🤖 AI Summary
This work investigates the impact of reasoning on precision-critical safety tasks—such as safety detection and hallucination detection—in large language models (LLMs), under strict low false positive rate (FPR) constraints. We systematically compare “Think On” (reasoning enabled) versus “Think Off” (reasoning disabled) modes across fine-tuned and zero-shot classification settings, introducing token-level scoring and dual-mode ensemble strategies. Our key findings are threefold: (1) In the critical low-FPR regime, Think Off significantly outperforms Think On—notwithstanding reasoning’s overall accuracy gains—due to severe recall degradation induced by reasoning; (2) Token-level quantitative confidence scores substantially surpass self-reported model confidence; and (3) A simple ensemble of Think On and Think Off achieves superior trade-offs between precision and recall.
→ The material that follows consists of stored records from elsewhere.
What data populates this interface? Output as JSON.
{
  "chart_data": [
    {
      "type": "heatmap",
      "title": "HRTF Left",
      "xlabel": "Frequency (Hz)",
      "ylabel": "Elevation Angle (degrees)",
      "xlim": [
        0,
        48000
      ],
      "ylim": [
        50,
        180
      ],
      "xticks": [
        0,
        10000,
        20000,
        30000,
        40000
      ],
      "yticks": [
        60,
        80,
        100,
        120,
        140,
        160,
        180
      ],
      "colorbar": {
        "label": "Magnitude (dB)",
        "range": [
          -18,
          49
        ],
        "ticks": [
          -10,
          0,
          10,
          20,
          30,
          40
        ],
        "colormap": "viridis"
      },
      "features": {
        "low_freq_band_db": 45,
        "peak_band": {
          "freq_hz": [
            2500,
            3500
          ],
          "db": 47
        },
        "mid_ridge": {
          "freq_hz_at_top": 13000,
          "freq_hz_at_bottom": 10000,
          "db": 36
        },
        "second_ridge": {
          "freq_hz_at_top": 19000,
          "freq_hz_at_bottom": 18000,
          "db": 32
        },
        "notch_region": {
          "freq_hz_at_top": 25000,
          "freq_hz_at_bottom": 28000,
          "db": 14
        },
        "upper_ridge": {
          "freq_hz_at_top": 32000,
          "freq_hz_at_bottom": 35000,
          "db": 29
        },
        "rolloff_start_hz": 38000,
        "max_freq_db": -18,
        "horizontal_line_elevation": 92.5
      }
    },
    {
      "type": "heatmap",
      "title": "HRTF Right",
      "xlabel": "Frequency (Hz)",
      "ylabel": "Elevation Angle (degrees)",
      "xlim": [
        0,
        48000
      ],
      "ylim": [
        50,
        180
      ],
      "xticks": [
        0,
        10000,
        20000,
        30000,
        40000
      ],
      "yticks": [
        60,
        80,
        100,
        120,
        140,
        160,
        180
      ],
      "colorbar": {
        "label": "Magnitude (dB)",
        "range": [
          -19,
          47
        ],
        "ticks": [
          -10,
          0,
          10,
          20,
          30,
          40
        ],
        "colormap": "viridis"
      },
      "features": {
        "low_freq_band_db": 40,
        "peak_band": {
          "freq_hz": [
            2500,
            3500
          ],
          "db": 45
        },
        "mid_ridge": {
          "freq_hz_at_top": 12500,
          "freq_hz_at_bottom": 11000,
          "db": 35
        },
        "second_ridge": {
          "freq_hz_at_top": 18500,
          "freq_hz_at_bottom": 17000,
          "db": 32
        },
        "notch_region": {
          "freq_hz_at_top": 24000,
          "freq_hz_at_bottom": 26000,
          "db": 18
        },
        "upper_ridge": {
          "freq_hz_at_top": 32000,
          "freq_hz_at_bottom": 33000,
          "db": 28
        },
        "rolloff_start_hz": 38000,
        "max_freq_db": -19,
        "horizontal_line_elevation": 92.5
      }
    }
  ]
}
This study establishes a more robust, deployable detection paradigm for safety-sensitive applications.
📝 Abstract
Reasoning has become a central paradigm for large language models (LLMs), consistently boosting accuracy across diverse benchmarks. Yet its suitability for precision-sensitive tasks remains unclear. We present the first systematic study of reasoning for classification tasks under strict low false positive rate (FPR) regimes. Our analysis covers two tasks--safety detection and hallucination detection--evaluated in both fine-tuned and zero-shot settings, using standard LLMs and Large Reasoning Models (LRMs). Our results reveal a clear trade-off: Think On (reasoning-augmented) generation improves overall accuracy, but underperforms at the low-FPR thresholds essential for practical use. In contrast, Think Off (no reasoning during inference) dominates in these precision-sensitive regimes, with Think On surpassing only when higher FPRs are acceptable. In addition, we find token-based scoring substantially outperforms self-verbalized confidence for precision-sensitive deployments. Finally, a simple ensemble of the two modes recovers the strengths of each. Taken together, our findings position reasoning as a double-edged tool: beneficial for average accuracy, but often ill-suited for applications requiring strict precision.